Michael Welch

Personal information
- Full name: Michael Francis Welch
- Date of birth: 11 January 1982 (age 44)
- Place of birth: Crewe, England
- Position: Defender

Senior career*
- Years: Team / Apps / (Gls)
- 2000–2001: Barnsley / 0 / (0)
- 2001–2005: Macclesfield Town / 114 / (5)
- 2005–2007: Accrington Stanley / 84 / (8)
- 2007–2009: Northwich Victoria / 59 / (7)
- 2009: → Altrincham (loan) / 13 / (2)
- 2009–2010: Altrincham / 29 / (1)

= Michael Welch (footballer) =

Footballer (born 1982)

Michael Welch (born 11 January 1982) is a football coach and former player. Born in England, he is a former Republic of Ireland youth international.

==Career==
Welch was born in Crewe. His other previous clubs include Barnsley and Macclesfield Town.

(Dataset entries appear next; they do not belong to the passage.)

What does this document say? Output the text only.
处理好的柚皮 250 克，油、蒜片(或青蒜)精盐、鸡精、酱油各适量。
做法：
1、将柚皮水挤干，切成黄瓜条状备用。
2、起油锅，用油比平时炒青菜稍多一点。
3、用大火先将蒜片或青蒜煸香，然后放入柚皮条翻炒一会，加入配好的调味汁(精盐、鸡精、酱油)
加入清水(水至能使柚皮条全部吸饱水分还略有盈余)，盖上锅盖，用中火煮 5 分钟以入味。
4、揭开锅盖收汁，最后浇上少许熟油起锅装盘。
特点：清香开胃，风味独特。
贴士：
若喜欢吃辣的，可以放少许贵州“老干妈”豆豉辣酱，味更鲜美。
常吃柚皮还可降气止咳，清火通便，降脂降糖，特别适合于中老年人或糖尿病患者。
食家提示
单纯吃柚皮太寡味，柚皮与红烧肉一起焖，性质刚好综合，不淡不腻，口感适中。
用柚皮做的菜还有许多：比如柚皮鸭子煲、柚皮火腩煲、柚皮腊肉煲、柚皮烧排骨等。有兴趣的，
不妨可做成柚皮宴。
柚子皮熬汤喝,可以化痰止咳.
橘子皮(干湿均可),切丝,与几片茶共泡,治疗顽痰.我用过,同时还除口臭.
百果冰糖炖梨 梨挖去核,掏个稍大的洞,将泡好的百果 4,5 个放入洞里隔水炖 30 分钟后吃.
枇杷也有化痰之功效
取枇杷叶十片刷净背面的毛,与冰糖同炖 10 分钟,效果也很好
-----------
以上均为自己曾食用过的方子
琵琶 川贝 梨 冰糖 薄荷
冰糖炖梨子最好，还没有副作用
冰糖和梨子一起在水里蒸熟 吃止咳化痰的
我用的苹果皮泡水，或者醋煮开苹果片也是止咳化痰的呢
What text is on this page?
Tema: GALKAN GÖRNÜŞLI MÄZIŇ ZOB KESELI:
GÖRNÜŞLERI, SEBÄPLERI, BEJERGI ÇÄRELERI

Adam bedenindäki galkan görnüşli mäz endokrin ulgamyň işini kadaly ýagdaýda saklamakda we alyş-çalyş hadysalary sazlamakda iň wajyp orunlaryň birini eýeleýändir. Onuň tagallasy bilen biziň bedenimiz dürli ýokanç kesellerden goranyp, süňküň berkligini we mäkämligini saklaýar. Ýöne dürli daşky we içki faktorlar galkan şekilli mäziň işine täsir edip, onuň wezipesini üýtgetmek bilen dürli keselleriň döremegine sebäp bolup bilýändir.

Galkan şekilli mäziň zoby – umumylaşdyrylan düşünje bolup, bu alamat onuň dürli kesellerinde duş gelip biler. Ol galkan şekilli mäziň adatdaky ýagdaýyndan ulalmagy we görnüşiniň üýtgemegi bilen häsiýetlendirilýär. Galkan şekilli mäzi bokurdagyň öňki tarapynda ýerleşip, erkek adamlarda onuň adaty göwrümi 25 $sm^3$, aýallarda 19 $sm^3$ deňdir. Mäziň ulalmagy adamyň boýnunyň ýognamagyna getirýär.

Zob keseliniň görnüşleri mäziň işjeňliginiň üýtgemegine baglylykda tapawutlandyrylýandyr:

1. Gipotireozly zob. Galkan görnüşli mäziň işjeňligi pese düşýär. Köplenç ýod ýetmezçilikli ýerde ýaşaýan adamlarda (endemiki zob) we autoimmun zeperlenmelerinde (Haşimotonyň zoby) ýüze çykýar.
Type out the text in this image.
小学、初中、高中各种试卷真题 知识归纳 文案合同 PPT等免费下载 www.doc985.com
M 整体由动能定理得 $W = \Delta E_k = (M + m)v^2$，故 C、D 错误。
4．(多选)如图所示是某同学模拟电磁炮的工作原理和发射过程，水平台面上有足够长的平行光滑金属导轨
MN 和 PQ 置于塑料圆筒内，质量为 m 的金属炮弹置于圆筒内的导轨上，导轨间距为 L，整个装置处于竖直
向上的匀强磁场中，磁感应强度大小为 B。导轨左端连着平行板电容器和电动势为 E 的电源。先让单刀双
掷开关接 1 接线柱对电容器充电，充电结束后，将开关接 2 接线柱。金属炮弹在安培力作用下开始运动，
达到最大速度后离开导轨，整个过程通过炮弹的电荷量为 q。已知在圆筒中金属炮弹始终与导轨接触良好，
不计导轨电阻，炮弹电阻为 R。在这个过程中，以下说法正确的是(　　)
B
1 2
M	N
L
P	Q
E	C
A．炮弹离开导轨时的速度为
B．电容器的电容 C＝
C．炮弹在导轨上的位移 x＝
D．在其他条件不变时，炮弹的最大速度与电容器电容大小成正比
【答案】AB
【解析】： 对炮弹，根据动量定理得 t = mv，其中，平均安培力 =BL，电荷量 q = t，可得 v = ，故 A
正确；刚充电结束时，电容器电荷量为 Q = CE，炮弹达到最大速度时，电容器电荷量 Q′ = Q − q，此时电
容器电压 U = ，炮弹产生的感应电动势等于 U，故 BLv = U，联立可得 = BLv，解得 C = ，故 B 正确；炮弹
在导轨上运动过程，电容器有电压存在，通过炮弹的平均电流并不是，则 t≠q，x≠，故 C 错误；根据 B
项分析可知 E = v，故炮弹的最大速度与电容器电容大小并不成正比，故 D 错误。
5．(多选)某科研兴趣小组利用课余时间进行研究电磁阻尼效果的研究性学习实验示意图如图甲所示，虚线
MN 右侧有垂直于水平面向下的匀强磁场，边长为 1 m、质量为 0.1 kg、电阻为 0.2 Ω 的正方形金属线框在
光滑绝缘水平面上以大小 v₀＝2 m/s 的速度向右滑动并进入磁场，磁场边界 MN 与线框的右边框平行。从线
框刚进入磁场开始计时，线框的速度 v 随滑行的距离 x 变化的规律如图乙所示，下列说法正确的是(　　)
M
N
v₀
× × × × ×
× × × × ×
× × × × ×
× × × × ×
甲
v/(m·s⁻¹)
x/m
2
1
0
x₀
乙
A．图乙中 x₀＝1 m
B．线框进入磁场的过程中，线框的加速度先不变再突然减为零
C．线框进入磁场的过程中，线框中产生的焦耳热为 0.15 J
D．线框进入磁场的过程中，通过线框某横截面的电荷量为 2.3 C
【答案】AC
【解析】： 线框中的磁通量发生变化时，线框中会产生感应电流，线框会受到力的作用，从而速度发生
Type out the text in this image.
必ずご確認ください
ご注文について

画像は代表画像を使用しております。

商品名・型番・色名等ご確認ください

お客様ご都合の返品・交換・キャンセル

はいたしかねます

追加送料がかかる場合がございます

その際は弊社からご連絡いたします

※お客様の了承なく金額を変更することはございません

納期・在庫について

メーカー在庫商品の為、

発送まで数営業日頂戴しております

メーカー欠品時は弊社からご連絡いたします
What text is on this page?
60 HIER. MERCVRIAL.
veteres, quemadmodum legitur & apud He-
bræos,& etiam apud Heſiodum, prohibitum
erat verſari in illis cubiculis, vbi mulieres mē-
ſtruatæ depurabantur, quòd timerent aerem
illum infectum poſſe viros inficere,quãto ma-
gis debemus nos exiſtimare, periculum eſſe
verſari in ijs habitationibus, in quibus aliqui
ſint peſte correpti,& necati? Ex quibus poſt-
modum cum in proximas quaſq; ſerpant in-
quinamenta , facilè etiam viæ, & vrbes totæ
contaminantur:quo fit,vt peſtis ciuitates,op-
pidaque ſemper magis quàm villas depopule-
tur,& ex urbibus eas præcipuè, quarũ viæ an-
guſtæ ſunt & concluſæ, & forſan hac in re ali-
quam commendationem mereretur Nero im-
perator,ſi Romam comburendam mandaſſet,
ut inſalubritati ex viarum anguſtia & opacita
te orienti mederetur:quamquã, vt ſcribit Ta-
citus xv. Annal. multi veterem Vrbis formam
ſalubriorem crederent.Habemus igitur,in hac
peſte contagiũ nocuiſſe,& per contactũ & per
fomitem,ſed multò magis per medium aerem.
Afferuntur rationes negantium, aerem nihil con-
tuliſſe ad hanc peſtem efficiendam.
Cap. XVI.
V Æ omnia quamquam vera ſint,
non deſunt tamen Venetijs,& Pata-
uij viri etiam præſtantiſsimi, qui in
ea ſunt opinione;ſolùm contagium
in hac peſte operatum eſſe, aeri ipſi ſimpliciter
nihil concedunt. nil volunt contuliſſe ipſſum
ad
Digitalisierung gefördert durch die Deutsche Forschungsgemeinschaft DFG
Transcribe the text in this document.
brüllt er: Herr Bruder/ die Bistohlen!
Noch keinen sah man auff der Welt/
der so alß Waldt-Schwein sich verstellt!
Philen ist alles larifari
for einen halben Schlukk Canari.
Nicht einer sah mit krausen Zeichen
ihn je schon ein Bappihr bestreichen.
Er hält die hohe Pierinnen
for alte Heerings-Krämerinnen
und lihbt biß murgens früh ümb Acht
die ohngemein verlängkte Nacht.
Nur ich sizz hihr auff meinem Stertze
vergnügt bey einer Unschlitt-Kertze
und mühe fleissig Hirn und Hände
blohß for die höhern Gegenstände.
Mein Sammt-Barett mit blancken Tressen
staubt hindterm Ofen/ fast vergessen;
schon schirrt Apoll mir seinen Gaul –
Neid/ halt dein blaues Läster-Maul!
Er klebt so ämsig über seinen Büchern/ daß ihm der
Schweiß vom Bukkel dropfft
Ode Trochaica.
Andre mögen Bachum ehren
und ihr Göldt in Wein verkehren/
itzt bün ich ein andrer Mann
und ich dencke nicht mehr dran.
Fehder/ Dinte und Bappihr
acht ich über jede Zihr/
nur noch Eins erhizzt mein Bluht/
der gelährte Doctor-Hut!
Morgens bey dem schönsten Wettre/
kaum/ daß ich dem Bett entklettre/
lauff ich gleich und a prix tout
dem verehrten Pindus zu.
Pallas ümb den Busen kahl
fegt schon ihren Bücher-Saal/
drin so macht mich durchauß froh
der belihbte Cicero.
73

A former Republic of Ireland youth international, he was signed by Stanley prior to the start of the 2005–06 season after creating a superb impression in the pre season games. He started his career as a trainee at Barnsley and on his release in 2001, he was signed by Macclesfield going on to make his debut towards the end of his first season. Before leaving he made over a century of appearances. In December 2006, a goal he scored against Stockport was awarded the accolade of coming second in the "Goal of the Year 2006" competition, bettered only by a goal scored by Argentina in the FIFA World Cup. Welch also won Conference National Goal of the season award 2008–09 for an 80-yard lob against Crawley Town.

He left Altrincham in February 2011.

==Managerial career==
Welch managed in the Cheshire League with Middlewich Town.

In August 2021, Welch became assistant manager at Altrincham's reserve team.